Link two DGX Spark units if any of these describe you:

- You need to run a model that exceeds 128 GB — 405B in FP4, or a large MoE in the 200B+ class — entirely on local hardware.
- You're serving a 70B–120B model to multiple users and want more concurrency and longer contexts than one node's KV cache allows.
- You want a private, frontier-capable inference endpoint with no cloud egress and predictable cost.
- You're building a develop-to-deploy pipeline and want local behavior to match datacenter Grace Blackwell systems.

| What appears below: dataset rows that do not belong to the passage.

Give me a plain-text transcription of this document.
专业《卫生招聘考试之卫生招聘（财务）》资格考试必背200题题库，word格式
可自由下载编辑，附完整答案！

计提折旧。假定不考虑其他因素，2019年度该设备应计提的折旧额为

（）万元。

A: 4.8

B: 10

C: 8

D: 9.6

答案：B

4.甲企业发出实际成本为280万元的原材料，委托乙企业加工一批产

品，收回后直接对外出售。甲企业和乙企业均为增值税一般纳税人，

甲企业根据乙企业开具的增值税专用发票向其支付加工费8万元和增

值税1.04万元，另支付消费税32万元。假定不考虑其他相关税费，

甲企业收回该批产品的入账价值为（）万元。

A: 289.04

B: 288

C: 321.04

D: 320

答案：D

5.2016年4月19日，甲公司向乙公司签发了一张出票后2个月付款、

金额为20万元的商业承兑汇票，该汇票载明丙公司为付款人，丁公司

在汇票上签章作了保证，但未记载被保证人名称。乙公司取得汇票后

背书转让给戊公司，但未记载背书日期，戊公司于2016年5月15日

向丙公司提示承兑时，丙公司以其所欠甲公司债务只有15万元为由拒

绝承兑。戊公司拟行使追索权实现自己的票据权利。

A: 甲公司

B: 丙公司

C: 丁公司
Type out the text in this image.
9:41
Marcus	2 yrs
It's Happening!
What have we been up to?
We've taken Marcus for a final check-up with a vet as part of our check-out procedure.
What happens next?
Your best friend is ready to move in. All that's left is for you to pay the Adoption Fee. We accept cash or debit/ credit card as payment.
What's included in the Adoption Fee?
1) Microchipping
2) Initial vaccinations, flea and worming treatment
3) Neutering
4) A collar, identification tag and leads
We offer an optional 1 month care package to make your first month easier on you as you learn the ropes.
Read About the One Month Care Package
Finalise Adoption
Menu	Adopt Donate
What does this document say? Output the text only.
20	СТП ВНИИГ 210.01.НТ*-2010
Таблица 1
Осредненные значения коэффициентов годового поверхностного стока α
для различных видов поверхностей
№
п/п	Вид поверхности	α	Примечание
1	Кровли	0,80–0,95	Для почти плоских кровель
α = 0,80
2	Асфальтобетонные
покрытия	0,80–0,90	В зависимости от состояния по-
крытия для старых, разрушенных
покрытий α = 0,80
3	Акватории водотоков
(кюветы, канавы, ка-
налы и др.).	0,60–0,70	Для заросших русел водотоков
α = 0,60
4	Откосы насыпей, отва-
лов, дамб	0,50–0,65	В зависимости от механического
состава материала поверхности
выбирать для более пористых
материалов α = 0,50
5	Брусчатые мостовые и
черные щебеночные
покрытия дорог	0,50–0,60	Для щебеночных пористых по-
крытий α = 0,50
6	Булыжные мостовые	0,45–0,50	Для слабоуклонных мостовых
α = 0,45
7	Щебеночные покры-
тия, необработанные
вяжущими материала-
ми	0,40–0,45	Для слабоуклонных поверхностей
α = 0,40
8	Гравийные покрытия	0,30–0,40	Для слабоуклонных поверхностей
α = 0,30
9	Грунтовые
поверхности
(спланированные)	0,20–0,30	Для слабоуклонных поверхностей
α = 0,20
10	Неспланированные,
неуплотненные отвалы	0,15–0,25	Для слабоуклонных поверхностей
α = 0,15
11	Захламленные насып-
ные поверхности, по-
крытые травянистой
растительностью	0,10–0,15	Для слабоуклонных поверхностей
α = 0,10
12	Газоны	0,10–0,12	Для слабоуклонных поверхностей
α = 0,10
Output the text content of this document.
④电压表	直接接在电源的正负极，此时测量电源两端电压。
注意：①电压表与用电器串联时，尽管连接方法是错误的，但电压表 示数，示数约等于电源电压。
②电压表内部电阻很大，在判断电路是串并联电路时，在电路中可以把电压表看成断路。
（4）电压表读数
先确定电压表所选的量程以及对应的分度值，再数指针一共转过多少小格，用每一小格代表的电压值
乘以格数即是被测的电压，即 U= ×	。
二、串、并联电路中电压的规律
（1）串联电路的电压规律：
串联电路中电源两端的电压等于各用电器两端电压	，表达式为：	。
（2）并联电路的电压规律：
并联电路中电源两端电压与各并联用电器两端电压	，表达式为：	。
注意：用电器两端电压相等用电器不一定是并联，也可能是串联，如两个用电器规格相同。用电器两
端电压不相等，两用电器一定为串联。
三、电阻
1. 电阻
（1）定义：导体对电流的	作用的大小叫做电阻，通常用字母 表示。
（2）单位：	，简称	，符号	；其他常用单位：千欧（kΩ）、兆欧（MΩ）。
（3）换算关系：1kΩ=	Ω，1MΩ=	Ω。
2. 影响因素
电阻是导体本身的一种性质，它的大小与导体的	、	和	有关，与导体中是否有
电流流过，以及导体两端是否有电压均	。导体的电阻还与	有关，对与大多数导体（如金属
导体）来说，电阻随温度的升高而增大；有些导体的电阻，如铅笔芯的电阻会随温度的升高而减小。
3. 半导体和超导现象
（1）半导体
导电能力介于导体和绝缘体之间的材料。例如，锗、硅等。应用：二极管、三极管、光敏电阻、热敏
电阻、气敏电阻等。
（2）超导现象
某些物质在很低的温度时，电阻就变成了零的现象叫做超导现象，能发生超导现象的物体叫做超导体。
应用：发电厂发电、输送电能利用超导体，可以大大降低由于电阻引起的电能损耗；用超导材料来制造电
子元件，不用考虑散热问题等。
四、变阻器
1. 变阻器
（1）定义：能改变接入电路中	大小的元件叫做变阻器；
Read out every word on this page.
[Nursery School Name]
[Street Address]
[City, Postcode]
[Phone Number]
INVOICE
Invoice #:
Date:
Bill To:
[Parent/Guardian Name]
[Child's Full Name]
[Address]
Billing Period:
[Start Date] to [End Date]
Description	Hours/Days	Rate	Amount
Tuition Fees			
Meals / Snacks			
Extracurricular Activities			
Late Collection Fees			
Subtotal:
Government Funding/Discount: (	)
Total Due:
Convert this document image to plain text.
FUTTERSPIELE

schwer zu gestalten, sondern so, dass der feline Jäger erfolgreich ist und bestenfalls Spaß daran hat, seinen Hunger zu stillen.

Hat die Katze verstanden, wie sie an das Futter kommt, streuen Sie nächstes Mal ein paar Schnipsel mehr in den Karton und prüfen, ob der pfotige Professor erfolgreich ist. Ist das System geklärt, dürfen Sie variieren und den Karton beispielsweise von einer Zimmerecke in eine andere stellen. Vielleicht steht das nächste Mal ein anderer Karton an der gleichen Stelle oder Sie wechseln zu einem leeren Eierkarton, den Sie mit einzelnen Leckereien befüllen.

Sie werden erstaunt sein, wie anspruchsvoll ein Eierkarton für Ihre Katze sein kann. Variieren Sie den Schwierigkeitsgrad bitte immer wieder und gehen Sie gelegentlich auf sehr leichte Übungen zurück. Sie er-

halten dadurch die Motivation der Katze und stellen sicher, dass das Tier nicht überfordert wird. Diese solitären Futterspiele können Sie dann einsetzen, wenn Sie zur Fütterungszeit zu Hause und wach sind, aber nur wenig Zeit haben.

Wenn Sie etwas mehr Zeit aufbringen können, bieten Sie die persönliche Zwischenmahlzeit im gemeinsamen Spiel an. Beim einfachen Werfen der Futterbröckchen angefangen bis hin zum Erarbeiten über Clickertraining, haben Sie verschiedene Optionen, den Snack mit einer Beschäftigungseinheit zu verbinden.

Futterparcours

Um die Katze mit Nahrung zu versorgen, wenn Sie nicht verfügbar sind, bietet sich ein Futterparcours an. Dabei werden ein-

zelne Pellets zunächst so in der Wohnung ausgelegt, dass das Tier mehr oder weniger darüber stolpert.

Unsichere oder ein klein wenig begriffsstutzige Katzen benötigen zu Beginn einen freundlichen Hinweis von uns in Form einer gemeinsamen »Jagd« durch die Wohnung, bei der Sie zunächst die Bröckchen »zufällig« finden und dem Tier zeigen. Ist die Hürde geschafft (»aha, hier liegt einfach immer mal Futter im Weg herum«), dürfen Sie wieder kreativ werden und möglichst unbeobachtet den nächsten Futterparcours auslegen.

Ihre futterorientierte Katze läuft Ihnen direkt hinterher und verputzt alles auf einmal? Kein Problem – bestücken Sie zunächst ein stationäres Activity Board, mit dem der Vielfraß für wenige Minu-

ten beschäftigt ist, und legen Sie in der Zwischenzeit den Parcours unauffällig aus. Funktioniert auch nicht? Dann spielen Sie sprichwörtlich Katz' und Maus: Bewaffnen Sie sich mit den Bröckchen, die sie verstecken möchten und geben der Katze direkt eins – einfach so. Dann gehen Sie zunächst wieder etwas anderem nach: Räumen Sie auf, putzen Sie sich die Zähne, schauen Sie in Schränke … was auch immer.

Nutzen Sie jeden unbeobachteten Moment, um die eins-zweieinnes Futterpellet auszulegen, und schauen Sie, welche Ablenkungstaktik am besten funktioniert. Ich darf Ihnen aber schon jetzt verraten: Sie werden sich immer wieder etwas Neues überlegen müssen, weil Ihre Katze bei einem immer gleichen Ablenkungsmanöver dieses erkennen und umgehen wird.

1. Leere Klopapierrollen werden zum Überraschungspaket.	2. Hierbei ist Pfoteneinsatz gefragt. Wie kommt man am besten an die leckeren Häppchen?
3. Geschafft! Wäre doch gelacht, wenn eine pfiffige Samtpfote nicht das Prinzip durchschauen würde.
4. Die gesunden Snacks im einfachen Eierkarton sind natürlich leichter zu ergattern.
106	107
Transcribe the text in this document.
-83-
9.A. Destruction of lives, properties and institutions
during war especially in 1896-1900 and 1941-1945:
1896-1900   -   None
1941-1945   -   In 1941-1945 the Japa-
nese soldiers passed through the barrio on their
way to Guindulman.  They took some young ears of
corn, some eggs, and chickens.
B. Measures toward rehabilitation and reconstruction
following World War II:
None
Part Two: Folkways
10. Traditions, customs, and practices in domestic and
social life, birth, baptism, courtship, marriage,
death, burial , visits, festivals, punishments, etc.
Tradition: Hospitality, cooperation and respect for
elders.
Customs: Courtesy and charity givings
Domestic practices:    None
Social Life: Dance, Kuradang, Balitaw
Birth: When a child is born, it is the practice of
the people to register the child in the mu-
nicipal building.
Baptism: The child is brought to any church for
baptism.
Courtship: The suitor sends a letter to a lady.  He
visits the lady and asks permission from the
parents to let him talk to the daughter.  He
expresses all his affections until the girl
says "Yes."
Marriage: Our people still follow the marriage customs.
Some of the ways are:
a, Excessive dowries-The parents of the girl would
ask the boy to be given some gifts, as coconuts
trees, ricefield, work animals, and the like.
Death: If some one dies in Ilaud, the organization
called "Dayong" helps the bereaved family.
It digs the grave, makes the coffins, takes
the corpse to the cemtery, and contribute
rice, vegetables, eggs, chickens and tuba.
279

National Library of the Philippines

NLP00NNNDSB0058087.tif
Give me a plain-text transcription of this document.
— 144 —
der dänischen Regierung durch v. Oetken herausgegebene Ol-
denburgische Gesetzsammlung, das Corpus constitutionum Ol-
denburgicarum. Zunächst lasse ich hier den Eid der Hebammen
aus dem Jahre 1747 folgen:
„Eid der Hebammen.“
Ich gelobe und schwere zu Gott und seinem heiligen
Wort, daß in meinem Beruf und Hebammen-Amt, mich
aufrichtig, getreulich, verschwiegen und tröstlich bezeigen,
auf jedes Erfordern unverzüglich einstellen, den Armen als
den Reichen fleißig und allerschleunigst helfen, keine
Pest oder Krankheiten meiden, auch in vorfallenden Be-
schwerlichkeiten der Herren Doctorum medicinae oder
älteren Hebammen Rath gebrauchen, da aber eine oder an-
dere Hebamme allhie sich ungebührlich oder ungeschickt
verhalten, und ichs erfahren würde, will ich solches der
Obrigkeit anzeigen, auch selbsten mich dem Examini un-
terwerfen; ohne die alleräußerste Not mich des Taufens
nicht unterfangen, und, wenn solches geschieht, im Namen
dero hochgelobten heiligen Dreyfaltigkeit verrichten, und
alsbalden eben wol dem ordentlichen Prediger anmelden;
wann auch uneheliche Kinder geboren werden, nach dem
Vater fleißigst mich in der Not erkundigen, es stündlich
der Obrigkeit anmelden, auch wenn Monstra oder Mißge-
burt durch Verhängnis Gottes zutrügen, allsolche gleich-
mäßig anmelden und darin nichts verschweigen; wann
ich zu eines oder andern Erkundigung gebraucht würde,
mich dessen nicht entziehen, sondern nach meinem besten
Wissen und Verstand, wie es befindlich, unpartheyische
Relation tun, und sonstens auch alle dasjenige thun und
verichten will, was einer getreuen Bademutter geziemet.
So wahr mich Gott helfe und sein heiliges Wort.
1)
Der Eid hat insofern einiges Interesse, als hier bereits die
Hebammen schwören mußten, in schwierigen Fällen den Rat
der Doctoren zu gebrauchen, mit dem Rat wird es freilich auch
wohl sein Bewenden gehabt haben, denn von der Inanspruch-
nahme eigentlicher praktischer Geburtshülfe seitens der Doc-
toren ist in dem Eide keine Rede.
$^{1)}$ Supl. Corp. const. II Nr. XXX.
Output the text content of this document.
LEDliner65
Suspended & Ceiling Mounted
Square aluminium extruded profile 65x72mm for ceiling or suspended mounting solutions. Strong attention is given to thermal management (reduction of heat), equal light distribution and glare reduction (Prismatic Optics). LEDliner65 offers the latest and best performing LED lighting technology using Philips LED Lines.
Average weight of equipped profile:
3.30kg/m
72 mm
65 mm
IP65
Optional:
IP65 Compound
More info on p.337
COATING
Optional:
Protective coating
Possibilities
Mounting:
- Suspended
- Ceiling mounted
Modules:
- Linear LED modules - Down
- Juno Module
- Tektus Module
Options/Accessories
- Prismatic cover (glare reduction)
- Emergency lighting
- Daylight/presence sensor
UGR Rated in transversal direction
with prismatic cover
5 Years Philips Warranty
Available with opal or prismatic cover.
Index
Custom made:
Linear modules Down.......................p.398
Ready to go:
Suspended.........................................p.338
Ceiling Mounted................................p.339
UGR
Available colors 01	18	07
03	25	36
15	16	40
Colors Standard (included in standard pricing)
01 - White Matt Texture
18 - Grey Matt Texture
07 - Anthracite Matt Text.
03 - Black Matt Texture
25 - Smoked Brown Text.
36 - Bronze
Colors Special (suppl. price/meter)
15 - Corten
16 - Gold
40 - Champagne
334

If your workload comfortably fits one node and you only care about fastest single-stream latency, a single Spark — or a higher-bandwidth GPU — may serve you better. But for anyone whose constraint is *model size* or *concurrency* rather than raw per-token speed, the second Spark and a 0.5 m copper cable are the cheapest path to a meaningfully larger local AI ceiling.